The default .htaccess in Drupal 4.7 has some lines that you can uncomment to redirect your visitors in one of the following two ways:

  1. http://example.com to http://www.example.com
  2. http://www.example.com to http://example.com

This is the relevant section of the default Drupal .htaccess file — it is a bad idea to use this code on your site:

  RewriteEngine on

  # If your site can be accessed both with and without the prefix www.
  # you can use one of the following settings to force user to use only one option:
  #
  # If you want the site to be accessed WITH the www. only, adapt and uncomment the following:
  # RewriteCond %{HTTP_HOST} !^www\.example\.com$ [NC]
  # RewriteRule .* http://www.example.com/ [L,R=301]
  #
  # If you want the site to be accessed only WITHOUT the www. , adapt and uncomment the following:
  # RewriteCond %{HTTP_HOST} !^example\.com$ [NC]
  # RewriteRule .* http://example.com/ [L,R=301]

It is a bad idea to use these default RewriteRules because they will only redirect to the Drupal home page. For example, they will redirect a request for http://example.com/MyPage to http://www.example.com/, when it should redirect to http://www.example.com/MyPage. A site should redirect to the requested page, not back to the home page.

This default Drupal .htaccess file is dangerous because external web sites might link to a page on your site like http://example.com/MyBestPage and if you use the default Drupal RewriteRules it will redirect the search engines (and visitors) to http://www.example.com/ — the "www" version of your home page; not the intended page. Don't risk confusing the search engines with 301 (permanent) redirects to your home page when you don't intend for them to go to your home page.

To fix this problem, use the following lines in your Drupal .htaccess file instead, right after the line that says RewriteEngine On, replacing example.com with your domain name:

  RewriteCond %{HTTP_HOST} !^www\.example\.com$ [NC]
  RewriteRule (.*) http://www.example.com/$1 [R=301,L]

If you prefer to remove the www then use the following rule instead:

  RewriteCond %{HTTP_HOST} !^example\.com$ [NC]
  RewriteRule (.*) http://example.com/$1 [R=301,L]

Tip: If you want to know the details on how those rewrite rules work, check out this mod_rewrite cheat sheet.

Drupal's 404 Ok Error

Drupal has a problem when you are running PHP as CGI. Instead of sending "404 Not Found" errors when it can't find a page, it will send "404 Ok" errors. You can read more about it on PHP.net. When a search engine spider requests a page that doesn't exist, you want to send a proper "404 Not Found" header.

To see if you are sending faulty "404 Ok" headers, you can use Firefox with the LiveHTTPheaders extension. After you have installed that extension and restarted Firefox, go to Tools —> Live HTTP headers. That will open up the header-viewer window. Then go to your web site to a page that doesn't exist (like http://www.example.com/asdf1234). Check the LiveHTTPheader window to see if it sends a correct "404 Not Found" header or an incorrect "404 Ok" header. If it says "404 Ok", then there is a problem and you can fix it as explained below.
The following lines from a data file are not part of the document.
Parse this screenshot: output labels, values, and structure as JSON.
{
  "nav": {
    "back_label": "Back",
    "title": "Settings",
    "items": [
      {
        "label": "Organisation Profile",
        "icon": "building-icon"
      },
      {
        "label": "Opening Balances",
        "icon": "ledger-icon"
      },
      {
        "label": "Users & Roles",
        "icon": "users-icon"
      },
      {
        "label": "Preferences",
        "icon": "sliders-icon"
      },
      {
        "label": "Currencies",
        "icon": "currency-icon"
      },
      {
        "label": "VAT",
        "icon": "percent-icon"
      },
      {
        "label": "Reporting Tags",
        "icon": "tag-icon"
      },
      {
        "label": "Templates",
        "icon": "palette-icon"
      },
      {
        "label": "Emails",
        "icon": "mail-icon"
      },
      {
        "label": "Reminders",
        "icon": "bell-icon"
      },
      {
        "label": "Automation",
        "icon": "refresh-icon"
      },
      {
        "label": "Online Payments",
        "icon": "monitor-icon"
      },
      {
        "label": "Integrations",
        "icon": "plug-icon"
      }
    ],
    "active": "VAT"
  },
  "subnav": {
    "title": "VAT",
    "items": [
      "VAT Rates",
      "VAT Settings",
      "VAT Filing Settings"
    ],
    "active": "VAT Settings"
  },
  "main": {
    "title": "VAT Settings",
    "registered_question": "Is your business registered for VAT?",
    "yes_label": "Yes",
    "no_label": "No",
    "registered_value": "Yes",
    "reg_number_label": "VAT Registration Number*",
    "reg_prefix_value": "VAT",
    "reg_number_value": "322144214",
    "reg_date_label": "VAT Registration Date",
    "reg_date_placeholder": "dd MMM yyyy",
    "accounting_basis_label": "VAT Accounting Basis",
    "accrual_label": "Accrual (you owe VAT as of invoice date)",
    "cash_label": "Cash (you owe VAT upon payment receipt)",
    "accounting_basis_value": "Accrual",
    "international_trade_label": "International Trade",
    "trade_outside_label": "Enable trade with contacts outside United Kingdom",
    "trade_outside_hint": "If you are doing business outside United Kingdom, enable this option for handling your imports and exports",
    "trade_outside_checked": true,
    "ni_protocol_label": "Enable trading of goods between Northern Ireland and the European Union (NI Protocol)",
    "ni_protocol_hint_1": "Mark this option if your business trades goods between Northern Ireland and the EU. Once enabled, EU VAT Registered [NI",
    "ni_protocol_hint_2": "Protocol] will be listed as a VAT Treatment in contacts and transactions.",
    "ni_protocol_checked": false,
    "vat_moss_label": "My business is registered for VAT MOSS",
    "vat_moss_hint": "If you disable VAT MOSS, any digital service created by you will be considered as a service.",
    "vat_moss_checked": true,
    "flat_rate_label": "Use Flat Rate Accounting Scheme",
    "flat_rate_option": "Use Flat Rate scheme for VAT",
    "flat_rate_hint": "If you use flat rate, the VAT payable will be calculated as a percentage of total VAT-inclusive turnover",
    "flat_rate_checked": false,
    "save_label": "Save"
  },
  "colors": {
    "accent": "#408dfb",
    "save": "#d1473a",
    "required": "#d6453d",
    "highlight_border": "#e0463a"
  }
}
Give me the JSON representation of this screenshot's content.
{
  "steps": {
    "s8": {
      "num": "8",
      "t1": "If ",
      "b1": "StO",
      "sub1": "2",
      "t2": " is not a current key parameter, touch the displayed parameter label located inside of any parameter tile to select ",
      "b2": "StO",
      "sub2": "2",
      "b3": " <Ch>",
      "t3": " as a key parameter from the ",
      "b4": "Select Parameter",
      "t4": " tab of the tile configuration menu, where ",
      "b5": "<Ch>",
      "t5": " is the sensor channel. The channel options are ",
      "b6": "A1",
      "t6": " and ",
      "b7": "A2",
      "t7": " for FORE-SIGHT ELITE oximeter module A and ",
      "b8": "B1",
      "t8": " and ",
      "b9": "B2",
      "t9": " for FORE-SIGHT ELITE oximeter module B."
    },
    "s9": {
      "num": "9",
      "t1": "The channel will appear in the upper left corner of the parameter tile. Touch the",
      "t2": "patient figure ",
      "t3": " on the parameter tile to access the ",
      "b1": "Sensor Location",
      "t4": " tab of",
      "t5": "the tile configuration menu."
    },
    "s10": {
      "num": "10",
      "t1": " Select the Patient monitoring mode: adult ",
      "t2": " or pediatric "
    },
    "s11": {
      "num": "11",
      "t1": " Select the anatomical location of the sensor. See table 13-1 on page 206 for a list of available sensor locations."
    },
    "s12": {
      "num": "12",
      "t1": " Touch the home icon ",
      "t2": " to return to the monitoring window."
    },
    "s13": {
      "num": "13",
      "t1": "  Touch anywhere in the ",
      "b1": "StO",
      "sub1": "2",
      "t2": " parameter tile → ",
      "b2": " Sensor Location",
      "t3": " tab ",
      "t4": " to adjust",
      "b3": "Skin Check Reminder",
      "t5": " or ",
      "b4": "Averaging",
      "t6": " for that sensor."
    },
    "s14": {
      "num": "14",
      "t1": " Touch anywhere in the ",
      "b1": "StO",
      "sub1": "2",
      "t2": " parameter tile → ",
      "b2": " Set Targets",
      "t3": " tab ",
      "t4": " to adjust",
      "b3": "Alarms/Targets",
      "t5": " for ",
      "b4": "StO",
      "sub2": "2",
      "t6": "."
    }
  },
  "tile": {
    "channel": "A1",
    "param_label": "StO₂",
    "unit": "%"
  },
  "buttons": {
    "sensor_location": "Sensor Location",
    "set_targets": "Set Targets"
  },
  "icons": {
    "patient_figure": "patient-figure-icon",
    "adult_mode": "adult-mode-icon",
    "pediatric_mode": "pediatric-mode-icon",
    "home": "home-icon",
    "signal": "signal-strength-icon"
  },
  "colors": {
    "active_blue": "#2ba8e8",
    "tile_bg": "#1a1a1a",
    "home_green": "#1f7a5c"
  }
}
To fix the Drupal 404 error problem open up the file /includes/common.inc. In Drupal 4.7.3, it is about line 288 where you will find this:

  drupal_set_header('HTTP/1.0 404 Not Found');

Change that line to:

  drupal_set_header('Status: 404 Not Found');

Then check your headers again in Firefox with LiveHTTPheaders. If it says "404 Not Found" then your problem is solved. If it doesn't work, leave a comment below and let me know...

Update: PHP "301 OK" Header Errors

As mentioned below in the comments there is also a "403 OK" error that can exist on some configurations. For an example on how to fix the similar "301 OK" PHP header error, see my post on PHP redirects.

Drupal.org Bug Report

See also the Drupal bug report page for this problem.

Note: The HTTP 1.0 specifications say that "the Status-Code is intended for use by automata and the Reason-Phrase is intended for the human user. The client is not required to examine or display the Reason-Phrase." But — I did have a problem where Google would not remove some of my pages even with the manual removal tool until I fixed the headers from "404 OK" to "404 Not Found". I'm not sure what the current status on this issue is, but to be safe I recommend sending a correct "404 Not Found" header. Not all bots may be programmed according the standards.